I think my best suggestion would be to take a step back and define the architecture you are looking for to process the transactions. Then begin to define areas where there may be security issues. In my previous experiences (which includes industries that have sensative data such as banks and DoD), I have not needed to create an abnormal architecture. I have been to a client that had the DMZ IS provide all the core processing (receive, map, etc), and the internal IS makes the calls to the internal systems). The DMZ is would do a remote invoke to the internal IS. We didn’t do reverse invokes, but would assume it would occur in the same fashion.

Hope that helps a bit…

A typical architecture for EDI would be to have your DMZ IS server act as a pass through poxy to your internal IS server. The reverse invoke works by allowing the internal IS server to establish a secure connection to the dmz based IS server. All external request(from your partners) go to the DMZ IS server, this DMZ server simply passes the connection through the secure established pipe to your internal IS server for processing. That way no http or https ports have to be poked through your firewall to allow inbound request which would be very insecure.

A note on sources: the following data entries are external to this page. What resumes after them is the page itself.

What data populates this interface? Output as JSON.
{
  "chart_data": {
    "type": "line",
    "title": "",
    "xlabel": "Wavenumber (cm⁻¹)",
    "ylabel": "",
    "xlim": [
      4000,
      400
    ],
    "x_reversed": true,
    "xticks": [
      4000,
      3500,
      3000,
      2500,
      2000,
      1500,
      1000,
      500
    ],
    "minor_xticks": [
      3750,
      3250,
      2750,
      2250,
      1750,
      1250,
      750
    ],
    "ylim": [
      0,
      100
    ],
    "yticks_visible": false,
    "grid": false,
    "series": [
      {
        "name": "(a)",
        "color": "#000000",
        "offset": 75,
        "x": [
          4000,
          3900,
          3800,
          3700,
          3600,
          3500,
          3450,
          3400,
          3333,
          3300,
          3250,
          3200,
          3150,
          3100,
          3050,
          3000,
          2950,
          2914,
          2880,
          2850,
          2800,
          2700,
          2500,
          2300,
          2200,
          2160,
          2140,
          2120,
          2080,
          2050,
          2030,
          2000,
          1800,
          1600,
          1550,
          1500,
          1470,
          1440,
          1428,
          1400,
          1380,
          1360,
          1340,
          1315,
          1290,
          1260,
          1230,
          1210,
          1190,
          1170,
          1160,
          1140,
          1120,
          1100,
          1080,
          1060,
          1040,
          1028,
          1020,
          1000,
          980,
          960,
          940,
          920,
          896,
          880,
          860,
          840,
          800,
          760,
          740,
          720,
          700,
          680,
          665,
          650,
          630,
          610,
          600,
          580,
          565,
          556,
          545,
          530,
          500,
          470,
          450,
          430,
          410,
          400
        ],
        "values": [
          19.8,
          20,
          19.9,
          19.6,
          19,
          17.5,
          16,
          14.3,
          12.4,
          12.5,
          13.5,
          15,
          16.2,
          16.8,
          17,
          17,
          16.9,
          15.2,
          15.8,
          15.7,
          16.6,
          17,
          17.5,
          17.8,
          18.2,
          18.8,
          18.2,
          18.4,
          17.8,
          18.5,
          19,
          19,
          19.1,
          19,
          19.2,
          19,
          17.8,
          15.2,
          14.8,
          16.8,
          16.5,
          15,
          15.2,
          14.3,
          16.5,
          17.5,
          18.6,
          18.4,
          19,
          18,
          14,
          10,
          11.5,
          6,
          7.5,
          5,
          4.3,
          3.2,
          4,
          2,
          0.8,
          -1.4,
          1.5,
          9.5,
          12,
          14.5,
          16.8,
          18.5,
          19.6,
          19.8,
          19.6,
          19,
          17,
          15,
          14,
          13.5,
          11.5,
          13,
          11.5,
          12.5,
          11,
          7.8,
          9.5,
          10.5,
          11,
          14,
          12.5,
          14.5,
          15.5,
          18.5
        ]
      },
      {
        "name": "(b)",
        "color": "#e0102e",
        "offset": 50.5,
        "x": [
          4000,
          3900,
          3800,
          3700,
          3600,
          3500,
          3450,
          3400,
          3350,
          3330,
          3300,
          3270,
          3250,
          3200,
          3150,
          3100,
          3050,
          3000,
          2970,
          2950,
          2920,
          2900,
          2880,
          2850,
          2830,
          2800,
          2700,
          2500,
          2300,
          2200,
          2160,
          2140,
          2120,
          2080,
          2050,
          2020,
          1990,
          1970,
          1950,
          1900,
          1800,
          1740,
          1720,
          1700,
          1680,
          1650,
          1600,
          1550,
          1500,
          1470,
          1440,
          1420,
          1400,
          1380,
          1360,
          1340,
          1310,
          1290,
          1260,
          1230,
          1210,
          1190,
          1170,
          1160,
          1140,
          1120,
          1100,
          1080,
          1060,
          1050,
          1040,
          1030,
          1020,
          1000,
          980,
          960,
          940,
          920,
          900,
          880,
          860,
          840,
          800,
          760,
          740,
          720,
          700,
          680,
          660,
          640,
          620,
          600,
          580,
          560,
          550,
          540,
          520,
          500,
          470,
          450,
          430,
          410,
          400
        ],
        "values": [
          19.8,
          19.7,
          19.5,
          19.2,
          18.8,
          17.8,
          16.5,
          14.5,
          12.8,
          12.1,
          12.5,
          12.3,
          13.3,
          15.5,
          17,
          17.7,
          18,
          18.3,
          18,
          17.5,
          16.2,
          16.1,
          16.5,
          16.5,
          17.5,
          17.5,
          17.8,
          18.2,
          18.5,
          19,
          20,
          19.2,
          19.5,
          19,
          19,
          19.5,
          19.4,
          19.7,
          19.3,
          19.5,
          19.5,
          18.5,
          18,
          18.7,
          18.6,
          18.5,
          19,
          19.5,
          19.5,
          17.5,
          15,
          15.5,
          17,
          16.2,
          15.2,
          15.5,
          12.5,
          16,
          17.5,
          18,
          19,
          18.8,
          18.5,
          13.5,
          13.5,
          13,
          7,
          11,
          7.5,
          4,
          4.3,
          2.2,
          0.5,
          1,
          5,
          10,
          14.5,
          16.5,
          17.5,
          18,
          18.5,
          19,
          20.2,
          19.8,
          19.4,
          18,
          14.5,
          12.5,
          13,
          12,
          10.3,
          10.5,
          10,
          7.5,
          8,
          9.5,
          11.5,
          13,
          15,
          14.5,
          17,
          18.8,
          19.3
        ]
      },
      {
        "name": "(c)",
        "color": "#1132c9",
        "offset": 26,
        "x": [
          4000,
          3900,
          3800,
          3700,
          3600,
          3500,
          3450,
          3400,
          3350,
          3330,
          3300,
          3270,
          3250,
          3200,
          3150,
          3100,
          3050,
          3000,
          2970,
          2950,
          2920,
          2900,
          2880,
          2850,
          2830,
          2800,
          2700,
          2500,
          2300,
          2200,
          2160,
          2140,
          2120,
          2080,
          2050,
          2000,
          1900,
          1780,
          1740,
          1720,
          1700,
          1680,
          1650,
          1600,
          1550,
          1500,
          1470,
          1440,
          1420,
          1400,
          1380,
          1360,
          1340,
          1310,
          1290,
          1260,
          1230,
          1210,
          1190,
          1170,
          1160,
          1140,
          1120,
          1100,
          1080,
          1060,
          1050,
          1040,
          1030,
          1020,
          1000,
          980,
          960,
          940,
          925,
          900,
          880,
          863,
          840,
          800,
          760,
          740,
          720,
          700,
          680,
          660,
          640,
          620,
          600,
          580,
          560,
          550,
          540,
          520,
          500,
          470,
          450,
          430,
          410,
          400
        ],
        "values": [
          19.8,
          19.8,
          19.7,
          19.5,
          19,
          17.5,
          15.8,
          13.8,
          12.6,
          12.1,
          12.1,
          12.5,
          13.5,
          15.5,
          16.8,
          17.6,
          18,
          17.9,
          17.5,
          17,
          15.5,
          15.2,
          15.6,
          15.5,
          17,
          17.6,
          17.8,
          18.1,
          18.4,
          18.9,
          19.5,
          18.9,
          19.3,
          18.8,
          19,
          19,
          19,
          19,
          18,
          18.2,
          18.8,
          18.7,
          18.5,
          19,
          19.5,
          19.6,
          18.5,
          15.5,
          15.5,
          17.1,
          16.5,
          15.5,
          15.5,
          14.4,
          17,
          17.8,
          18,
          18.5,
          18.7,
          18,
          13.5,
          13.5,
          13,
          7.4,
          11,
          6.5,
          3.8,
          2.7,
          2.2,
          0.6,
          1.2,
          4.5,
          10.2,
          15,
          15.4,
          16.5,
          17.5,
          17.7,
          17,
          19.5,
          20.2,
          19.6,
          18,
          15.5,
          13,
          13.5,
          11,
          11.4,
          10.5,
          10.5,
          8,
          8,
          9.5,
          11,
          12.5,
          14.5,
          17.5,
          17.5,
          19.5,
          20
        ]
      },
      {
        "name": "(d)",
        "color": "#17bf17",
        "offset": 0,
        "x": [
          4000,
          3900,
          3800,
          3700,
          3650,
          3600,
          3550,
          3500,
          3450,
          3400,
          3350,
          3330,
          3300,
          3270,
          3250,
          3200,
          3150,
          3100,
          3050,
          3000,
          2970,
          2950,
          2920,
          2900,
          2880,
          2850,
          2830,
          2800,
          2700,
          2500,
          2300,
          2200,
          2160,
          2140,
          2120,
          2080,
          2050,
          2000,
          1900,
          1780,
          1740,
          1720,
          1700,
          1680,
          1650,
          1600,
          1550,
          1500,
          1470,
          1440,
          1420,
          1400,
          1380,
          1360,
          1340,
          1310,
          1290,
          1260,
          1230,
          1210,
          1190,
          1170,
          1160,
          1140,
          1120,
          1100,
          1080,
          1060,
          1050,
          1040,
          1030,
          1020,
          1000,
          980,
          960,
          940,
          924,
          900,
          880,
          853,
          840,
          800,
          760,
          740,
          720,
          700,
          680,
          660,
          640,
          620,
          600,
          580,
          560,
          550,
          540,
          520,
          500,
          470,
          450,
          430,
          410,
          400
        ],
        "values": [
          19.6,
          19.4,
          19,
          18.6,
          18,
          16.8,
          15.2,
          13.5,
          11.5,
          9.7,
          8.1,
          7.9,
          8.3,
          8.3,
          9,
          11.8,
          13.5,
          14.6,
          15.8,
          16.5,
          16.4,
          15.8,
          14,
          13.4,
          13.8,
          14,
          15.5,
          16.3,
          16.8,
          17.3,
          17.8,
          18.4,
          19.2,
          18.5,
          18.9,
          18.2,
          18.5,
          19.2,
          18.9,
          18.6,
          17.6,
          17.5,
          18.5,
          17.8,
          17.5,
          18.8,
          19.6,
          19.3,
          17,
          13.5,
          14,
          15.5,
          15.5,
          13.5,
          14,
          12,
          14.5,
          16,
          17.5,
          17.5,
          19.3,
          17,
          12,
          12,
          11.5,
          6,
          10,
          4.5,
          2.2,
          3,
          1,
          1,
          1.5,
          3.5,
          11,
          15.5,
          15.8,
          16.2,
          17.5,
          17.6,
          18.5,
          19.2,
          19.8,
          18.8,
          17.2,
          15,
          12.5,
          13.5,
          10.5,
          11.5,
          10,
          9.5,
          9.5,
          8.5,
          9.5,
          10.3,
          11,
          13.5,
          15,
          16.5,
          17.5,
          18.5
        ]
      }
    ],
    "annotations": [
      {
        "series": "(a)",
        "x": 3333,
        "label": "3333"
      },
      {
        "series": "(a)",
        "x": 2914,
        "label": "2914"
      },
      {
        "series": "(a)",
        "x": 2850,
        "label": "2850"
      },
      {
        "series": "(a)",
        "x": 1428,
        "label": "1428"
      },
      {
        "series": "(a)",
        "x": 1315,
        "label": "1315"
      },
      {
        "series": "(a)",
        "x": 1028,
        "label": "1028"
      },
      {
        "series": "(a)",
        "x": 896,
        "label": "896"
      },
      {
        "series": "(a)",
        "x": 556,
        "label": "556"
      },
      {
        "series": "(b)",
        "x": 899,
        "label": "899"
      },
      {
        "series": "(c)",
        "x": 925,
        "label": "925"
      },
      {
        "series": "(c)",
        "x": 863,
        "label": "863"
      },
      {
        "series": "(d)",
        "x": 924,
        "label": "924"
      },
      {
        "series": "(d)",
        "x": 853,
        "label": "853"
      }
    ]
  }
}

For your outbound requests(your are initiating the transaction), this would come from your internal IS server, no need to use the DMZ IS server for this.


In our configuration we are using the DMZ IS to do external posts because our trading partner is doing restricting by IP. Instead of having to maintain all of our proxy IPs at the trading partner, the DMZ IS gets a static IP, and they can restrict on that one.

RI Server can only be used for Inbound transaction! This is all it can do. RI cannot do outbound its not designed for that.
For outbound trabsactions you need a regular proxy inside DMZ

Hi Experts,

As one of my IS is in the DMZ and connected to the TN for Internal.Im proctecting My Internal Integration from the external world by making one of the IS in the DMZ…

My question is How are the outside world ports are mapped to the Internal ports.

Could anyone help me up???


Please review the webMethods Integration Server Administrator’s Guide. Chapter 7 has a section titled “Protecting Your Internal Integration Server with Reverse Invoke” which describes how to configure your DMZ and internal IS instances.